John Steele

Personal information
- Full name: John William Jackson Steele
- Born: 30 July 1905 Wistaston, Cheshire, England
- Died: 29 March 1990 (aged 84) Powderham, Devon, England
- Batting: Right-handed
- Bowling: Right-arm medium

Domestic team information
- 1938–1939: Hampshire

Career statistics
| Competition | First-class |
| Matches | 19 |
| Runs scored | 434 |
| Batting average | 16.69 |
| 100s/50s | –/– |
| Top score | 44 |
| Balls bowled | 3,672 |
| Wickets | 66 |
| Bowling average | 25.90 |
| 5 wickets in innings | 3 |
| 10 wickets in match | – |
| Best bowling | 6/62 |
| Catches/stumpings | 9/– |
- Source: Cricinfo, 23 December 2009

= John Steele (cricketer, born 1905) =

English cricketer and military chaplain

John William Jackson Steele (30 July 1905 — 29 March 1990) was an English first-class cricketer and military chaplain.

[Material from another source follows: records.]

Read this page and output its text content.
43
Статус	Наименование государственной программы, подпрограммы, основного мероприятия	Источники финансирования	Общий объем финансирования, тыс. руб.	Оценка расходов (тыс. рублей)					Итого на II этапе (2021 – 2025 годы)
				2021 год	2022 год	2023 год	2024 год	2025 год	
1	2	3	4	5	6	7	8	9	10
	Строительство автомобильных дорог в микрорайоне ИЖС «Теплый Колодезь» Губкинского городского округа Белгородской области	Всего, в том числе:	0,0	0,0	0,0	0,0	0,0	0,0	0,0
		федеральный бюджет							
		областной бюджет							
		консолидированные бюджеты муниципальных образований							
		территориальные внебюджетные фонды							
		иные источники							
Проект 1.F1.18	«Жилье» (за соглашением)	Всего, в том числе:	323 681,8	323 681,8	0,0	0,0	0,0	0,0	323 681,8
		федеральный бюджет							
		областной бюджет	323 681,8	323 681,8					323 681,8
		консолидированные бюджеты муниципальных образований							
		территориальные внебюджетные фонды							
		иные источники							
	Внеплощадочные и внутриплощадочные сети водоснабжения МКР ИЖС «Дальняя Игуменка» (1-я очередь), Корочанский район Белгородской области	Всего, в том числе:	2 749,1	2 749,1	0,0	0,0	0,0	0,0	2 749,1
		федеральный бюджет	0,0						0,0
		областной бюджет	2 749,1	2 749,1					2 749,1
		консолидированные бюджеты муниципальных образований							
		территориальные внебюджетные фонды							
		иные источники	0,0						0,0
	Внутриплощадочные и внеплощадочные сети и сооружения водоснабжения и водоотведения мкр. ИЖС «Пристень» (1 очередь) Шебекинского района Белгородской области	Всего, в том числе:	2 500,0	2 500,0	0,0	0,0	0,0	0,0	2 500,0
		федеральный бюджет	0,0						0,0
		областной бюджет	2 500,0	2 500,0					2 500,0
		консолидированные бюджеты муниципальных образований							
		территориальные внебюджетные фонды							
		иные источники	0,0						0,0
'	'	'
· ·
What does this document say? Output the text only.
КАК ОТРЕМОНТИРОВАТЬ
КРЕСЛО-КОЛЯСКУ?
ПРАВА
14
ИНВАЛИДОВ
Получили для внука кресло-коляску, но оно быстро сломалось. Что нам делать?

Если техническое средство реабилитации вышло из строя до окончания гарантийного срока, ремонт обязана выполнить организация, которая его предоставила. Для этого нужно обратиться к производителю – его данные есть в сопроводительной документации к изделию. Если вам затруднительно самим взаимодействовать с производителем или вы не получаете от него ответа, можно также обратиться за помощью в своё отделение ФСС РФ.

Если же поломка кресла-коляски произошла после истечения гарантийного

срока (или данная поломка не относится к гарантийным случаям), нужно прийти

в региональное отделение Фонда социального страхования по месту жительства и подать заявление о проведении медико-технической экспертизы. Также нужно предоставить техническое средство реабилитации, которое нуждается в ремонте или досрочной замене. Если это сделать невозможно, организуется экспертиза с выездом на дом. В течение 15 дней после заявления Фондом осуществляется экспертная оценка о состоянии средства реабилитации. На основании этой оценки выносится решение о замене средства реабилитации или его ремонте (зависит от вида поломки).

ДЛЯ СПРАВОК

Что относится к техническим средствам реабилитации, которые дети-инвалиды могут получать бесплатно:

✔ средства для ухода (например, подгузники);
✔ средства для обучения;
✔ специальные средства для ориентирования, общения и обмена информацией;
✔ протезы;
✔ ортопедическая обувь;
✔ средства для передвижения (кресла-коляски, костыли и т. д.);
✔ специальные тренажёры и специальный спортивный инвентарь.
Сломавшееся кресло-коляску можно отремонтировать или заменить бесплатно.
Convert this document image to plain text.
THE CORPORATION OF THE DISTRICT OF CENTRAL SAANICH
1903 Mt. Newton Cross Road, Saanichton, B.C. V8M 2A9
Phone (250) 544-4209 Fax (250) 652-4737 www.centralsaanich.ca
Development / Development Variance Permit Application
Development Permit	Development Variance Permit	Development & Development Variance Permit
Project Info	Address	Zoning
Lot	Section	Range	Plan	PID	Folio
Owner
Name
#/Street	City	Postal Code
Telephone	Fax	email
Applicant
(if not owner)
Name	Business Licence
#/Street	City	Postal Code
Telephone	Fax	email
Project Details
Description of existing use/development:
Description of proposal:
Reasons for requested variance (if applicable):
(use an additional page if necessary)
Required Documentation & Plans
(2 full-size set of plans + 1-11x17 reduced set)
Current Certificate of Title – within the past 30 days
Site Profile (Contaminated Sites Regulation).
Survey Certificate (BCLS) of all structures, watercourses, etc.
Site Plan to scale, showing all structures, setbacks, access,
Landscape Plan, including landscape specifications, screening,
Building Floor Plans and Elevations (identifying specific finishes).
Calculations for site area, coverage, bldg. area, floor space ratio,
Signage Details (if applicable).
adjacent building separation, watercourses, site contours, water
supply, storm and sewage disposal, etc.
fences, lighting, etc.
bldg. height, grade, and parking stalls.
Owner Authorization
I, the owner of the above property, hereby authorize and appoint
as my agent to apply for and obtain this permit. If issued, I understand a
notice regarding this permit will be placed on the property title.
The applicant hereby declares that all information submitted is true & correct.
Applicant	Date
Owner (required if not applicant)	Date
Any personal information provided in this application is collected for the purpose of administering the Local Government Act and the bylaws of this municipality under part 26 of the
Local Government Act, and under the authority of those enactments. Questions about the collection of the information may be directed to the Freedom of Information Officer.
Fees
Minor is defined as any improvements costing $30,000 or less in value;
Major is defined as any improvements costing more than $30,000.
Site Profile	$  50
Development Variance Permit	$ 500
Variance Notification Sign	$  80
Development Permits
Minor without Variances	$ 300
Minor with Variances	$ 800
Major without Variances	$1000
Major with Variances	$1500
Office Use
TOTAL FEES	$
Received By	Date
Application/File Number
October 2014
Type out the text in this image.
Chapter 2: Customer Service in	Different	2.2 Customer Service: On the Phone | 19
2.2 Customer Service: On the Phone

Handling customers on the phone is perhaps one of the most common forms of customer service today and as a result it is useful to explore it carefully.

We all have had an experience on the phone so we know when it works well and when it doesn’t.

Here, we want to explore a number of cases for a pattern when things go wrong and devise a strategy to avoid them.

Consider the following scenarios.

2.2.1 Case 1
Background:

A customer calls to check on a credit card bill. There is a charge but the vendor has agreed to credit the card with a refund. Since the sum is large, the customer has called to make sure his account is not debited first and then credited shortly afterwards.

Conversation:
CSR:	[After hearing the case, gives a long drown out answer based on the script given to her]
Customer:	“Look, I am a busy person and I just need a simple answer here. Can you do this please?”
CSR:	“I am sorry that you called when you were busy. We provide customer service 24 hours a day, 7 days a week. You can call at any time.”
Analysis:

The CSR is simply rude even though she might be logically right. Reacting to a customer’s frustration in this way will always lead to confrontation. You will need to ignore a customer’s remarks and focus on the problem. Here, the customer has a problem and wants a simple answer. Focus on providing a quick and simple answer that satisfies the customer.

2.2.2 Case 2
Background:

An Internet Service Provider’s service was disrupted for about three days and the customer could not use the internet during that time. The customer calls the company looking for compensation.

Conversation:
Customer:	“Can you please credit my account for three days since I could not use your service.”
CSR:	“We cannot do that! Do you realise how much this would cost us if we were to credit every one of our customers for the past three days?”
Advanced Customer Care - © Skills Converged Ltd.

Steele was born in July 1905 at Wistaston, Cheshire. He undertook his religious studies at St Aidan's College, being ordained at Chester Cathedral in February 1929. He joined the Royal Army Chaplains' Department in July 1931, being granted the rank of Chaplain to the Forces 4th Class. While based as a chaplain in Winchester, Steele made his debut in first-class cricket for Hampshire against Gloucestershire at Portsmouth in the 1938 County Championship. His debut was somewhat successful, with Steele scoring 73 runs across two innings and taking match figures of 7 for 144. His maiden season in county cricket saw him play thirteen matches and take 39 wickets at an average of 24.87, with one five wicket haul. Steele also made a single first-class appearance for the British Army cricket team against Oxford University in 1938, before making a further appearance for the Army against Cambridge University in 1939. He made a further five appearances for Hampshire in the 1939 County Championship, taking 18 wickets with best figures of 6 for 62 against Warwickshire, which was one of two five wicket hauls he took in 1939. Despite a strong start to the 1939 season, it was noted by Wisden that he "went lame" and could no longer play. In seventeen first-class appearances for Hampshire, he took 57 wickets at an average of 26.64; as a lower order batsman, he scored 406 runs at a batting average of 16.91, with a highest score of 44.

Steele served in the Second World War as a chaplain, during which he was made an OBE in September 1943 and an MBE in October 1945, the latter in recognition of gallantry and distinguished service in North-West Europe. Steele died in March 1990 at Powderham, Devon.